I’ll be letting books count towards more than one heading for several reasons – I have a fairly busy year planned and didn’t have the time to read as much as I wanted last year. I’ve also found I write less the more I read, and I want to get more of my own writing done. If things go well, I may change my mind and try to read a book for each category, but I’d rather start this way and not feel like I’ve let myself down if I don’t manage it.
I’m currently reading Faust by Robert Nye. My Dad and Step-Mum are sincere bibliophiles who periodically run out of shelf-space, at which point Husbit and I tend to acquire new books. This is one that was passed to me some years ago and has been sitting on my shelf waiting to be read ever since. It also has a one-word title, is set in a different country, is by an author I’ve never read before, has magic in it, is making me laugh, and is a book that has been at the bottom of my “to-read” list.
I’ve just picked up two books by Gail Carriger (Heartless and Timeless, parts 4 and 5 of the ‘ParasolProtectorate’ series). I re-read the first three in the series between Christmas and New Year. I was on a bit of a re-reading kick, starting with The Historian by Elizabeth Kostova and moving onto Sergei Lukyanenko’s ‘Watch’ series (which would have covered a few categories, had I known of this challenge sooner - though I've just learned there's a fifth, so I may still be able to use this) before picking up Soulless again. These (Heartless and Timeless) count as one word titles and I think set in another country for at least one – and they’re written by a woman.

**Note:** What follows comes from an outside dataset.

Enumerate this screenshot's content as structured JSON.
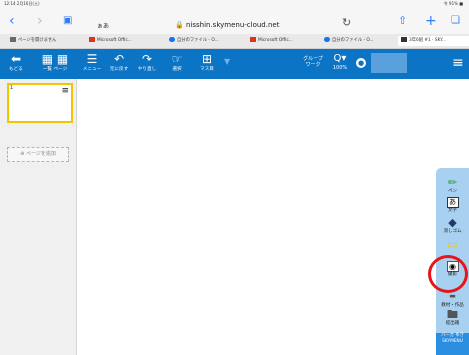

The paperback version of PatrickRothfuss’s The Slow Regard of SilentThings comes out in October of this year and I’m really excited about that. It will definitely count as an unread book by a loved author.
My OU course books will certainly count as non-fiction, though I’ll probably find other options on this.
The book started but never finished concerns me a little – this gives me Mary Wollstonecraft’s A Vindication of the Rights of Woman, which I started a few months ago but found hard to read on my tablet (I kept wanting to make notes in the margin or highlight bits of text); Don Quixote, which I was reading on my e-reader and found to be very hard going with insufficient interest in the story to get me past that; and a book I started in my last week of middle school, thinking I would have time to finish it but ultimately not and had to return to the school library. I can’t remember what it was called, let alone who it was by, but the premise was that Elizabeth I was reading her mother’s diaries. I think (though I may very well be wrong) that the title included the word ‘labyrinth’.
The book I should have read at school but didn’t is also causing a dilemma, because I genuinely can’t think of one. I might read one of Shakespeare’s history plays – I read most of the plays I was meant to at uni, but struggled with the histories.
As I go through, I’ll try to give reviews (or at least mini reviews) of the books I’m reading. Book reviews is something I’ve been meaning to do here for a while anyway, so this is good motivation.
Anyone else taking part in the challenge? Any particular books or categories have you particularly excited or worried?